I'm almost caught up with my typing!
Although I feel a bit like Sisyphus - I'm just about caught up and I'm already planning to write more, and so the whole circus starts again.
I have a busy week ahead so I won't get much time to write. I want to re-do that scene I mentioned recently (the one that wanted to go in a different direction when I typed it). I'm also about to write a Big Horrible InfoDump but I'm hoping to keep it short. I don't like scenes where two characters sit in their bedroom discussing things (although as a reader I don't mind them if they're done well). They've been discussing things for about a page and a half and I feel they're pushing it a little. . .
Even though I'm busy for very nice reasons, I always find it demoralising when I get a period of time when I just can't write anything for practical reasons. I start having visions of me aging in that way they use in films, with calendar pages rifling past and clock hands spinning and suddenly I'm a hundred and ten years old and I never wrote a book!
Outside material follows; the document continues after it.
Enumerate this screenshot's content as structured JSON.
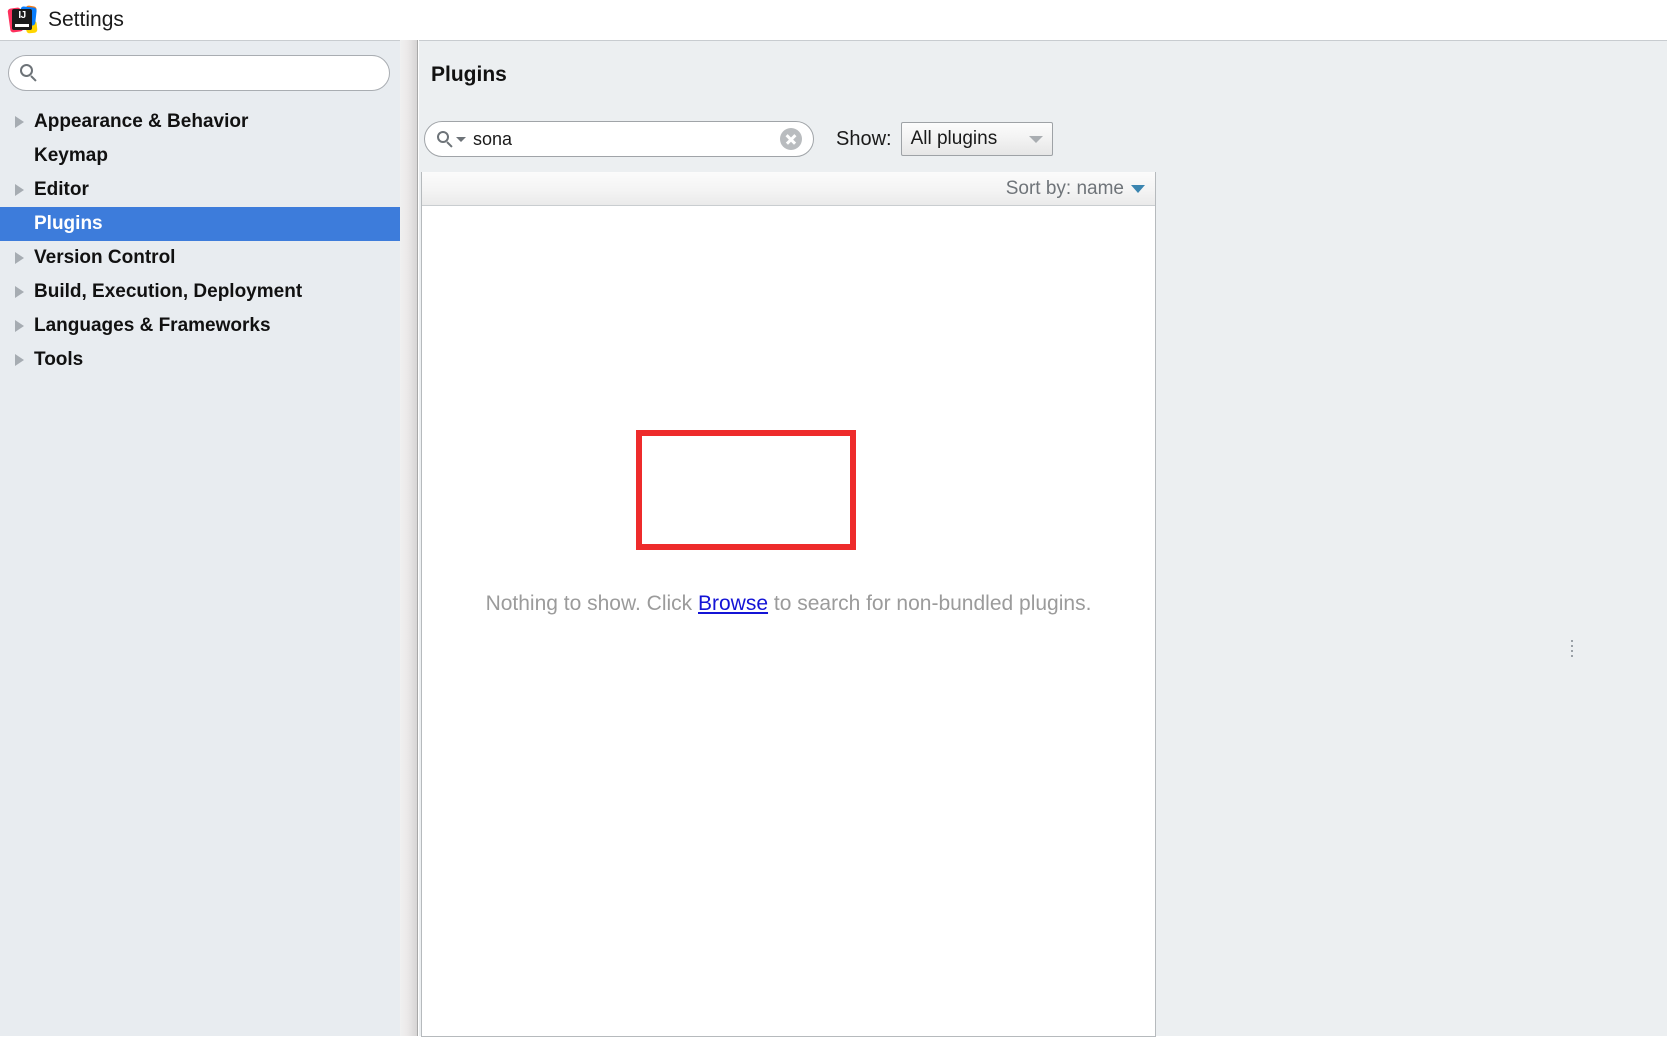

Being an hysteric is part of my charm, you understand.
I have to keep reminding myself that I'm writing this for myself. I'm trying not to think 'Oooh, how would that plot element work in a query letter?' or 'Would an agent think that idea was crap?' The whole point of this exercise was to rediscover the sheer joy in writing after spending a lot of time in the edit/polish/revise/redraft cycle on the last novel. And so far it's working. My insane fantasy elements are proving to be quite a lot of fun. I once wrote a fantasy novel for Nanowrimo where every character apart from one was named after a gemstone, a season or a metal. It was an exercise in pure cheese, and although this one isn't quite so deliberately bad, it's still fun in that throw-a-bag-on-your-head-and-do-it-for-Old-Glory way, as William Goldman says.
Does anyone else find that they need to switch off their inner desperation to be published in order to actually enjoy the first draft? Or is it just me?